BAÚLES DEL MUNDO
No sé qué tiene de especial este café.
Es sucio y triste; muy triste. Y, sin embargo, es el único real. Tiene
algo que no puede compararse a los demás.
Cuando llegué a París
busqué el París de las novelas, la ciudad con calles abarrotadas de
gente parisina. La Place Nation estaba sembrada de iluminados restaurantes que
se llenaban a la hora del desayuno con mujeres casi ancianas, y por la noche se
ocupaban todas las mesas con personas de mediana edad, bien vestidas dando la
impresión de que no vivían en 13ème
Arrondissement (Distrito 13 avo).
Casi al final del Boulevard Diderot,
frente al número 123 edificio donde yo tenía mi buhardilla-habitación se
hallaba el pequeño café de paredes recubiertas de antiguo y sucio papel pintado
y con fuerte olor arsenical. Cada día se podían ver en él las mismas caras,
gentes sencillas tan peculiares que, desde mi habitual rincón, me distraía
observándolas con la intención de hacerme una idea de cómo eran sus vidas.
Os ruego no penséis
que de esas miradas se pueda deducir una confesión de modestia ante el
misterio del alma humana. En absoluto, yo en aquellos días estaba cargada de
orgullo y por ello no me molestaba que en el hospital me trataran como una
persona poco diestra y de origen humilde por el solo hecho de ser no francesa.
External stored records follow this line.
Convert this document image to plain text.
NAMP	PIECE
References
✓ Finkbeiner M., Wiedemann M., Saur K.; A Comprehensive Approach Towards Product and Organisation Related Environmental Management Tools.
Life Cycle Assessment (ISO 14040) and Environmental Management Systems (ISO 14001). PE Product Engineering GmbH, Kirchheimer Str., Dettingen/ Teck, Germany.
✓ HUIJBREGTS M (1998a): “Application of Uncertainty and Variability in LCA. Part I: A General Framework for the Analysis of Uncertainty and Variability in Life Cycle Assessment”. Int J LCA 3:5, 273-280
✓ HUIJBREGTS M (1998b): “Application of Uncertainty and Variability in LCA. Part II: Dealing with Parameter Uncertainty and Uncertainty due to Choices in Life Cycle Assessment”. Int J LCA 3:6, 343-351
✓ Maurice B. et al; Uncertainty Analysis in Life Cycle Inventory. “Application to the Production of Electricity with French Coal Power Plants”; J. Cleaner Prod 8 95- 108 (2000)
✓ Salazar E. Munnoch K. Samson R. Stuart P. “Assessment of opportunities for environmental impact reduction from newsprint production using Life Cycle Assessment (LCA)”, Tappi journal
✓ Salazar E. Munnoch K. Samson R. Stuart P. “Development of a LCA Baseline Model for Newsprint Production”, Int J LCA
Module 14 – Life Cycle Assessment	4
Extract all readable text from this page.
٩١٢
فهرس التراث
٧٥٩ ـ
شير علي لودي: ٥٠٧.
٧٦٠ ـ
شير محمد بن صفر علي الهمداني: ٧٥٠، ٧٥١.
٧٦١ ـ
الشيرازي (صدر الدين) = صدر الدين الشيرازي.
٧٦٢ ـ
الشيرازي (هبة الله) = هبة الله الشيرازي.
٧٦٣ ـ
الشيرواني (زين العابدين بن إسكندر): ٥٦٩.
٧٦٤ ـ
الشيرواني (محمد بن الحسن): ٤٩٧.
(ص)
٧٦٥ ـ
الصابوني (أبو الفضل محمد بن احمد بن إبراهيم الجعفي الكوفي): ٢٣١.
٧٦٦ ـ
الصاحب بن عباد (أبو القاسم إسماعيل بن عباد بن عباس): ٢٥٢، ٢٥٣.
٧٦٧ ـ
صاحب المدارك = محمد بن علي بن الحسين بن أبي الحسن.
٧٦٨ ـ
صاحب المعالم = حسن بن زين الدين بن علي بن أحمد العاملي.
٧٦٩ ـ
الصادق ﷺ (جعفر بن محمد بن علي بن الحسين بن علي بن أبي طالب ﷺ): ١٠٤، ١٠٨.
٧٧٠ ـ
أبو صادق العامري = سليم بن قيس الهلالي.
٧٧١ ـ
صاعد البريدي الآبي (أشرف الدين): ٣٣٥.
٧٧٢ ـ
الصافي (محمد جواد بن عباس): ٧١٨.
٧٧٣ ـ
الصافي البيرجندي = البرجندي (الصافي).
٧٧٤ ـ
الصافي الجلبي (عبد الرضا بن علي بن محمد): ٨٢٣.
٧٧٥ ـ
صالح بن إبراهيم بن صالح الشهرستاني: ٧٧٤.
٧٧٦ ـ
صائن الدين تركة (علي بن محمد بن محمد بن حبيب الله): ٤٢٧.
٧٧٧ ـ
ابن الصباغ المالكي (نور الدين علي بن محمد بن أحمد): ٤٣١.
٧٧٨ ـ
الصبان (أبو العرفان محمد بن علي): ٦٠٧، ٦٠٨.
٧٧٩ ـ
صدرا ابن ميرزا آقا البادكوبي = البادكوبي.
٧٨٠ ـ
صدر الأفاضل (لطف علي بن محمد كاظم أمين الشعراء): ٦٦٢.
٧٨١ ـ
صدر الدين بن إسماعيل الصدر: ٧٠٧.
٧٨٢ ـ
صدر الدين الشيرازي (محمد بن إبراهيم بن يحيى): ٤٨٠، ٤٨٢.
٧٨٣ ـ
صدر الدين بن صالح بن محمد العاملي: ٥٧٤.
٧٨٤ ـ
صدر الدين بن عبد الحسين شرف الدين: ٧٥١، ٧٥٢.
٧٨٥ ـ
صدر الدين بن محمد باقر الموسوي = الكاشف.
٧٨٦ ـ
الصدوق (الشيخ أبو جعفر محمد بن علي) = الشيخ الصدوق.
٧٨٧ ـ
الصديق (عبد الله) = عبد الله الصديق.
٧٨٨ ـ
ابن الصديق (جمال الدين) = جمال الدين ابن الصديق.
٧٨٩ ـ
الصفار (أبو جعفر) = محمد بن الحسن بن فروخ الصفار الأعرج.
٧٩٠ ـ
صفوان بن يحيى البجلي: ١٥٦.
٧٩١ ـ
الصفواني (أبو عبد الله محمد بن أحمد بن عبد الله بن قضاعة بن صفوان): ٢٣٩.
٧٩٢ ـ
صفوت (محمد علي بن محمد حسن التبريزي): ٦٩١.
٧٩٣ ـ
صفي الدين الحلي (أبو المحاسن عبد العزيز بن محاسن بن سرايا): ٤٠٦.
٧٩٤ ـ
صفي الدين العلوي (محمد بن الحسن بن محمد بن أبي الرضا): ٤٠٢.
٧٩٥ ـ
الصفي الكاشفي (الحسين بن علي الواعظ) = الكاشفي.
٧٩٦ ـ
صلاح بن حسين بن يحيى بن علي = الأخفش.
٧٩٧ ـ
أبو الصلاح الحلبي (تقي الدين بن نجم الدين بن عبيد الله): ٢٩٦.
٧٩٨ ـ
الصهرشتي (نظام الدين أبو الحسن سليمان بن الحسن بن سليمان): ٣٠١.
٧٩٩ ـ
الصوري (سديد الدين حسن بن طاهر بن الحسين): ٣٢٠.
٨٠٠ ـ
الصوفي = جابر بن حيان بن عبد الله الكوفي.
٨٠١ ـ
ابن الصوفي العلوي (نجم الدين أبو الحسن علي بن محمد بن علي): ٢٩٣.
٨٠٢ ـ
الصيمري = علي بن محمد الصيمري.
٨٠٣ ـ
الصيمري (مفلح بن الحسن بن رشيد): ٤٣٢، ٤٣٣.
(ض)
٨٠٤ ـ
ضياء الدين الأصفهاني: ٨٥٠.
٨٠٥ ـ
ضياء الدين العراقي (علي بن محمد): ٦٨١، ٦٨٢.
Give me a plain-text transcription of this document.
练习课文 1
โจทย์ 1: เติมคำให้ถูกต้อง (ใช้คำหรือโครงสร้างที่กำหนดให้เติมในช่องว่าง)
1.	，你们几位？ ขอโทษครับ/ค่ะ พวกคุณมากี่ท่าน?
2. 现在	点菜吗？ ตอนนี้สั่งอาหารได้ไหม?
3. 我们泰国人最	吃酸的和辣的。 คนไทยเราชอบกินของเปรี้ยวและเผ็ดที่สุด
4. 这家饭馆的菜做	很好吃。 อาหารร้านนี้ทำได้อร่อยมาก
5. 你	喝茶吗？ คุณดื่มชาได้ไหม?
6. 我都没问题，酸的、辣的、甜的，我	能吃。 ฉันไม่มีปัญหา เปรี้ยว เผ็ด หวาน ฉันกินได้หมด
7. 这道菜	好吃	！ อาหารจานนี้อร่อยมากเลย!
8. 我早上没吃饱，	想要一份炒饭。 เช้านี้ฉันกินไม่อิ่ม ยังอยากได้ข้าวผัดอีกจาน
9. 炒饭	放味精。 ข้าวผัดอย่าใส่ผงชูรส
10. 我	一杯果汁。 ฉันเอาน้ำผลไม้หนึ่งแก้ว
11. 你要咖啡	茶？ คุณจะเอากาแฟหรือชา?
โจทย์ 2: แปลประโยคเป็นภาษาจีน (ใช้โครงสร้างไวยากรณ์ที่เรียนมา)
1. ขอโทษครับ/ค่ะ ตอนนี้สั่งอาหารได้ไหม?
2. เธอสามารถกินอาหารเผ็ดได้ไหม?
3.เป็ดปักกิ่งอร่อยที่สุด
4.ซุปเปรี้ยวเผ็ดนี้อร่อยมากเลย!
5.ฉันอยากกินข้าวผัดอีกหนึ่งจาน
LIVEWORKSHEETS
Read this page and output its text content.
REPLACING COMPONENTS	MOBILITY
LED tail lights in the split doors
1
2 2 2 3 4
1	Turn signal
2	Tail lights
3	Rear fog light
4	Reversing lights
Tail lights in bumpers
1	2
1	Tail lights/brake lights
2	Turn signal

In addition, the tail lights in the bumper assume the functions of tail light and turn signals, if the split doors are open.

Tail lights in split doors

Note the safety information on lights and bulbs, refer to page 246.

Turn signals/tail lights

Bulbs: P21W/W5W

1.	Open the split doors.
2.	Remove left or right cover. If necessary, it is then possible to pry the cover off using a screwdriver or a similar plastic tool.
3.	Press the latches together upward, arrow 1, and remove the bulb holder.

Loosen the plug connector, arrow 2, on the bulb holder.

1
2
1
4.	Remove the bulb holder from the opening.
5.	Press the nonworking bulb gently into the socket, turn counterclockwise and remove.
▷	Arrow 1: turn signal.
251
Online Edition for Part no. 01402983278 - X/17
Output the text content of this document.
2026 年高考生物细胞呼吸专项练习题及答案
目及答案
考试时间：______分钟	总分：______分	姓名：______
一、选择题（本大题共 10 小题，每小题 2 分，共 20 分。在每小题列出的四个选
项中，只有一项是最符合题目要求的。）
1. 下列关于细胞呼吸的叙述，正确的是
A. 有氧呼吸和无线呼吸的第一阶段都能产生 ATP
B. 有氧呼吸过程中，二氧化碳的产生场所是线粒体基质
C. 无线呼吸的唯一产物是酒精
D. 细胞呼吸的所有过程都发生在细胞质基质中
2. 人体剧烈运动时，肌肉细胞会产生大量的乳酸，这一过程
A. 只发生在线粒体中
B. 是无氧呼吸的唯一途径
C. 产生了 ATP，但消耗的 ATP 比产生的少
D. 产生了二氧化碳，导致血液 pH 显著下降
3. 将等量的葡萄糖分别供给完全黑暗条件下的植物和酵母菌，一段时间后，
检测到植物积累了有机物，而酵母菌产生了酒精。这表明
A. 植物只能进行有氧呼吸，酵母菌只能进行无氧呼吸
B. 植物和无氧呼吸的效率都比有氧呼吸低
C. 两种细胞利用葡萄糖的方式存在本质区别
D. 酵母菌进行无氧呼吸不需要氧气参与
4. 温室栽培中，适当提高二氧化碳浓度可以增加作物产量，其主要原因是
Mientras los compañeros de trabajo intentaban analizarme con la "sana
intención" de etiquetarme y colocarme en alguno de los compartimentos de
sus engreídas mentes provincianas, no imaginaban que yo también desmenuzaba sus
gestos.
Todas aquellas personas
que frecuentaban a diario aquel pequeño café se podrían estudiar como
baúles del mundo. Entidades que habían metido en el fondo de su alma todas y
cada una de las emociones vividas, de forma desordenada o de forma distinta a
lo que denominamos archivo. De sus rostros apenas inmutables se podía deducir
que habían deambulado de un lugar a otro en los que se les había descargado con
estrépito en estaciones de ferrocarril o de autobús, estuvieran vacíos, medio
llenos o atiborrados de sufrimientos.
¡Qué fascinantes podían ser aquellos "Baúles del Mundo"!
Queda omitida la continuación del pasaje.